This post is for when you’re in London, you feel peckish and you miss German or Austrian food. I’ve been looking at places where you can buy foods which might be hard to find anywhere else in the UK.
Sausages and Schnitzel
I know of two places in London where you can buy genuine German sausages straight from the grill: The German Deli (germandeli.co.uk) at Borough Market, and the brilliantly named Herman ze German (hermanzegerman.com) on Villiers Street, near Embankment tube station. Herman ze German also have branches in Soho and Fitzrovia. Their sausages are made in the Black Forest, so they say on their website “Whenever you see a Herman, you know you’re getting proper German”. As I’m not a fan of sausages, I haven’t tried any of these, but they look good. My daughter and/or husband will enjoy testing them next time we’re in the area. I do love the pun in the window of Herman ze German: “Our wurst is ze best”. They can provide lists of ingredients for all their sausages and they’re free range with no additives and no cheap cuts. I noticed that Schnitzel is also on the menu, my daughter’s favourite.
Groceries and chocolate
It’s easy to order these online, and get them delivered anywhere in the UK. You can order German grocery items, baking ingredients, meats, bread and cake online from The German Deli website germandeli.co.uk. It has a cute “sausage dog” logo in the colours of the German flag. My eyes were drawn to their vast choice of Ritter Sport chocolate, bigger than we get in our local shops. Ritter Sport decided to produce their chocolate in a square so it fits inside everyone’s pocket. The special snap-open (“Knick”) pack makes it so easy to open that half of it will be gone before you know it. In my case this is especially likely if it’s the yogurt one.
Cake and fruit
When it comes to traditional German cake, Artisan Foods at Borough Market (artisanfoods.co.uk) sell several types made to traditional German recipes. When we visited recently they had Bienenstich. This is literally “bee’s sting” – fresh brioche cake with vanilla custard filling and a thin honey and flaked almond topping. It’s delicious – and in my experience quite hard to get the texture right if you make it at home. Also on offer were Kaesekuchen (cheesecake, with fruit), Apfelstreusel (apple crumble cake) and Rhabarberkuchen (rhubarb custard cake). The Apfelstreusel we bought was yummy, as was the super-fresh multiseed bread.
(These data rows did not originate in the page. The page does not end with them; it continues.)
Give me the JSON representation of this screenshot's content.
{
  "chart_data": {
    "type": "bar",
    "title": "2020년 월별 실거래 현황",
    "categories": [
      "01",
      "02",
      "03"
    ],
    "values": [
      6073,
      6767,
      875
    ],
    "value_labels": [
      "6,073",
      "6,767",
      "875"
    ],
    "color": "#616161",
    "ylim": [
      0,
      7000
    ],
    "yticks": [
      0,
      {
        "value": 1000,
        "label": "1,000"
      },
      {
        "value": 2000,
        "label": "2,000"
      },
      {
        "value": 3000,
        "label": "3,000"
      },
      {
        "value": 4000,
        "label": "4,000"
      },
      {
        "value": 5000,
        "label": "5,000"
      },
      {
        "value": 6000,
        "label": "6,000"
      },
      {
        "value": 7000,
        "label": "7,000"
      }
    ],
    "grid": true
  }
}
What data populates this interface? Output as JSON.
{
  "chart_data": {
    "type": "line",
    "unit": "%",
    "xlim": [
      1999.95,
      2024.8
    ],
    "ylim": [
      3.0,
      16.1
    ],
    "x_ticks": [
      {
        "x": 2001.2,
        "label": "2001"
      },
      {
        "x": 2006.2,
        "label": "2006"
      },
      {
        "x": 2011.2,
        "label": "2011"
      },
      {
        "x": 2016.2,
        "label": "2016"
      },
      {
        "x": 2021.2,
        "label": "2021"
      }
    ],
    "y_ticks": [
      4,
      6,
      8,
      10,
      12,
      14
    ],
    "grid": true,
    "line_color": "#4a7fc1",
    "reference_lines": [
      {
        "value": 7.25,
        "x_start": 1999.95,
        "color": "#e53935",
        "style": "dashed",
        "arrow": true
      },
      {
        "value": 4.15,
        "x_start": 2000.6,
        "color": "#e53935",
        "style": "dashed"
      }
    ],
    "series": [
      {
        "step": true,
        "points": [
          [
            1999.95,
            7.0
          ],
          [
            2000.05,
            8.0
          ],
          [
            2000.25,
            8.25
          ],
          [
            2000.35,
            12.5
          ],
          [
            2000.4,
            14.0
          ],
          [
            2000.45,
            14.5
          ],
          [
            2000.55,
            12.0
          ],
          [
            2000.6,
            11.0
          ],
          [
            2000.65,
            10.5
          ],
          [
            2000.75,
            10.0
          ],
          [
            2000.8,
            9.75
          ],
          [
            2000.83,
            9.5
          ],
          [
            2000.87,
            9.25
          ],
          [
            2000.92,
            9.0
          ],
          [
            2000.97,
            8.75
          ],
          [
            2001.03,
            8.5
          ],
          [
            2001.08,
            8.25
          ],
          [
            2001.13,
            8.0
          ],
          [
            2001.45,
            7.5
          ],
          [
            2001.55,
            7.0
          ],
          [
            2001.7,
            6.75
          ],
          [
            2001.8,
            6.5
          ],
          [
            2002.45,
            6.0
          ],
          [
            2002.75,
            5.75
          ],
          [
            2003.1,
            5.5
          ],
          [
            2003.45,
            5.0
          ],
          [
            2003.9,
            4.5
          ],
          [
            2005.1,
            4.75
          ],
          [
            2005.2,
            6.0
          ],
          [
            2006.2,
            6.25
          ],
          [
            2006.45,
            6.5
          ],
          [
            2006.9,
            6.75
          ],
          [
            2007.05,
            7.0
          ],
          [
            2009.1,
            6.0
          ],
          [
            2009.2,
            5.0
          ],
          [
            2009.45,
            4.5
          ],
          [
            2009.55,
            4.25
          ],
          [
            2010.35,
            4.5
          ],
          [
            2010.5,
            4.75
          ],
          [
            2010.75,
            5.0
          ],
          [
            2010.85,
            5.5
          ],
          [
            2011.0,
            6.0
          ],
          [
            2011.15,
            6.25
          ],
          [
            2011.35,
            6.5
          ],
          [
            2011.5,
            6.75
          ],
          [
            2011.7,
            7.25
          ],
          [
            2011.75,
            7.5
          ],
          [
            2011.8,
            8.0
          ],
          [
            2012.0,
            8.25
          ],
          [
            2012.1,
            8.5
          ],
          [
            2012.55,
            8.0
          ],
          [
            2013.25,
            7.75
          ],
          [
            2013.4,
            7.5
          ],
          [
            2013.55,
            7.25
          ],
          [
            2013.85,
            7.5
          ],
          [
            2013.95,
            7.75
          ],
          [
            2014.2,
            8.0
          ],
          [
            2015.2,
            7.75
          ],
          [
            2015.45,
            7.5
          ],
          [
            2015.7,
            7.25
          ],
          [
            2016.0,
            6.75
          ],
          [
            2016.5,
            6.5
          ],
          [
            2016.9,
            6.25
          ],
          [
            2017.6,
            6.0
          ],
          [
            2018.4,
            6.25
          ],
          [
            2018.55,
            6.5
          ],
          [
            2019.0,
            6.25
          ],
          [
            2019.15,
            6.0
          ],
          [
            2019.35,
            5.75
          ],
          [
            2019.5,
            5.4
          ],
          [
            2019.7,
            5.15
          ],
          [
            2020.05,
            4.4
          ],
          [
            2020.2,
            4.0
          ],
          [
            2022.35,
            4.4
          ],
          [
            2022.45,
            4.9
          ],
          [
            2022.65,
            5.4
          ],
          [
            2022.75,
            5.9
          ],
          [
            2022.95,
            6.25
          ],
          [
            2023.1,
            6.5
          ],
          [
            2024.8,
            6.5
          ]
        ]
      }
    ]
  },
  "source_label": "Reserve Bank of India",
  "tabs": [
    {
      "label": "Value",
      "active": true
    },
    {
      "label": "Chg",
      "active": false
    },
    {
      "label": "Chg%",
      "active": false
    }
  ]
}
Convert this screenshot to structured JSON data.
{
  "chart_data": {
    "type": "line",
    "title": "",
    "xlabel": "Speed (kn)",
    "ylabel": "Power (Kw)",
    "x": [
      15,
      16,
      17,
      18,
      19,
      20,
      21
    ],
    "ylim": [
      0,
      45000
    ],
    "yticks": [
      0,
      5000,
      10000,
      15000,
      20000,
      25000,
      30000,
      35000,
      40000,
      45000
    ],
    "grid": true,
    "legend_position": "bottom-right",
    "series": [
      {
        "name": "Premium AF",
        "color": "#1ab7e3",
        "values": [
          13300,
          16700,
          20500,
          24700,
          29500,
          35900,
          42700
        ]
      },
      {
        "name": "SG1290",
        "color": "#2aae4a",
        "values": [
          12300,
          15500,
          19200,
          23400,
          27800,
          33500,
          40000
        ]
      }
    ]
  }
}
The bread is being modeled by former “Strictly” partner to my daughter – Big Teddy
The bread was so fresh we couldn’t wait to eat it
There are some great greengrocer stalls on Borough Market and we were happy to find some fresh blackcurrants, a rarity in the UK. Delicious cooked very gently until the skins start to burst, then mixed with a little honey and added to some plain yogurt and/or whipped cream. Or use them to make crumble or Johannisbeertorte (blackcurrant gateau).
If you want to pretend you’re having traditional “Kaffee und Kuchen” in Austria, you could try Kipferl (kipferl.co.uk) in Camden Passage. There’s also a branch in Ladbroke Grove. It’s based on the idea of a Viennese coffee house. Kipferl was full one Sunday lunchtime, but I managed to get a place later in the afternoon, after I’d explored the quirky local shops. It turned out to be a good place to wait for my daughter while she was on a dance course. Her dance courses have certainly upped my intake of cappuccinos. Apart from enjoying the immaculately presented Kaffee und Kuchen, you could pretend you’re in Austria in Kipferl with the typical lunch menu, the dog sitting quietly under a neighbouring table, and even German directions to the loos.
Kipferl cakes include the traditional Apfelstrudel, Sachertorte (special Viennese chocolate cake) and Topfentorte (cheesecake). You can buy whole cakes to take away but it’s best to order two days in advance to make sure they have what you want. All cakes are handmade individually, from high quality fresh ingredients.
Has anyone any more tips about where to get German or Austrian food in London, or elsewhere in the UK?